The forward-looking statements included in this News Release are expressly qualified by this cautionary statement. Athabasca does not undertake any obligation to publicly update or revise any forward-looking statements except as required by applicable securities laws.
Oil and Gas Information:
“BOEs” may be misleading, particularly if used in isolation. A BOE conversion ratio of six thousand cubic feet of natural gas to one barrel of oil equivalent (6 Mcf: 1 bbl) is based on an energy equivalency conversion method primarily applicable at the burner tip and does not represent a value equivalency at the wellhead.
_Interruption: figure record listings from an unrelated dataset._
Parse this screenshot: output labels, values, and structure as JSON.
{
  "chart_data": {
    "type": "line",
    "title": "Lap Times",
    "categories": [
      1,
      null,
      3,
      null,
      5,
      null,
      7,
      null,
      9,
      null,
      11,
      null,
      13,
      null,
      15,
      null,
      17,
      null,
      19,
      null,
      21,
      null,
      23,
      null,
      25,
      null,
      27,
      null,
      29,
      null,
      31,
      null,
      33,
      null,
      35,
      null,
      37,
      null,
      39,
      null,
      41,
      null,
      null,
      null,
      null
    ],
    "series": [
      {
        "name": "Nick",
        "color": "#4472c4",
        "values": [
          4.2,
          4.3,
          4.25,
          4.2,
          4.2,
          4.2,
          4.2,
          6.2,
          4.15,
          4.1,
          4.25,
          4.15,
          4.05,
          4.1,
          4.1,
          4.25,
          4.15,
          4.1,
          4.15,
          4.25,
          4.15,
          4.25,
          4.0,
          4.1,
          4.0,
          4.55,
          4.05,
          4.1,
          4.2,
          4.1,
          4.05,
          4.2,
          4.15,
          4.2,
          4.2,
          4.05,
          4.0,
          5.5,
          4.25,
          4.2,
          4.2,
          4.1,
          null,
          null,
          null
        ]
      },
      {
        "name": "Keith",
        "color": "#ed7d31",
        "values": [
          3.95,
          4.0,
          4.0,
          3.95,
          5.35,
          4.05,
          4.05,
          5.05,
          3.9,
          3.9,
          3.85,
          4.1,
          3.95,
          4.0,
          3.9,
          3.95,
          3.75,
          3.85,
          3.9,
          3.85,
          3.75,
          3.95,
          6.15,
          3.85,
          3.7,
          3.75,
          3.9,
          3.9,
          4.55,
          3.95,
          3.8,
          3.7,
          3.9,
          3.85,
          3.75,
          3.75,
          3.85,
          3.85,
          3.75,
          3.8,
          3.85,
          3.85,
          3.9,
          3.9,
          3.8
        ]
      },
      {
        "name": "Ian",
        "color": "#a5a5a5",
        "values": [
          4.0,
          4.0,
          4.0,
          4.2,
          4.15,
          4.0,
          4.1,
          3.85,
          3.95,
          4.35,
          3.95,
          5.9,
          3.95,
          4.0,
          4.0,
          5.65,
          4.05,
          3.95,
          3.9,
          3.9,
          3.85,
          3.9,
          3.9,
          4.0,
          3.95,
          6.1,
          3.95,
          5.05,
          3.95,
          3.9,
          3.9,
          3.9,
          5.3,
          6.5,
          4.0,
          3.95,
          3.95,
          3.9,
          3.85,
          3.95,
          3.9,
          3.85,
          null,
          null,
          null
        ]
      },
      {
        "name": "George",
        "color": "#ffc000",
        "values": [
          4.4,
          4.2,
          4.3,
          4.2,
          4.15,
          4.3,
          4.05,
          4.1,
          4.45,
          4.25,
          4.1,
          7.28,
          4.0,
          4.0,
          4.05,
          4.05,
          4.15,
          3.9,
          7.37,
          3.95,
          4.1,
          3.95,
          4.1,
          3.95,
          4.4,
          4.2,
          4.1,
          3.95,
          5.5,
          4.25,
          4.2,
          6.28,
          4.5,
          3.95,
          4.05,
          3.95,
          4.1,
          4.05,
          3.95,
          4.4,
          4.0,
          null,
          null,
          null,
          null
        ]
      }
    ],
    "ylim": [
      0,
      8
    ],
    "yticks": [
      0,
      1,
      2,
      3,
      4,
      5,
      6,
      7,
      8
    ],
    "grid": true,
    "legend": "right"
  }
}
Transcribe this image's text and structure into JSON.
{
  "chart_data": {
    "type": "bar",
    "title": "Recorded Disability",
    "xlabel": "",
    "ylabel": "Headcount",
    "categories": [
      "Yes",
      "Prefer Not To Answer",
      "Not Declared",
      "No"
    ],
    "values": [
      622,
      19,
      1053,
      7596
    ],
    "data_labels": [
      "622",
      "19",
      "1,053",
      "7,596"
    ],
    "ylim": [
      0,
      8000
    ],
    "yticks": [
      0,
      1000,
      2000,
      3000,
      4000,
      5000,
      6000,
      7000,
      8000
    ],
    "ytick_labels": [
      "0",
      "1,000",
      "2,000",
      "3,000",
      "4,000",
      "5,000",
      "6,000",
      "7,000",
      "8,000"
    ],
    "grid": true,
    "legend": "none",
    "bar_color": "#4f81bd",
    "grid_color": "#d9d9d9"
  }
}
As the value ratio between natural gas and crude oil based on the current prices of natural gas and crude oil is significantly different from the energy equivalency of 6:1, utilizing a conversion on a 6:1 basis may be misleading as an indication of value.
Test Results and Initial Production Rates:
The well test results and initial production rates provided in this News Release should be considered to be preliminary. Test results and initial production rates disclosed herein may not necessarily be indicative of long term performance or of ultimate recovery.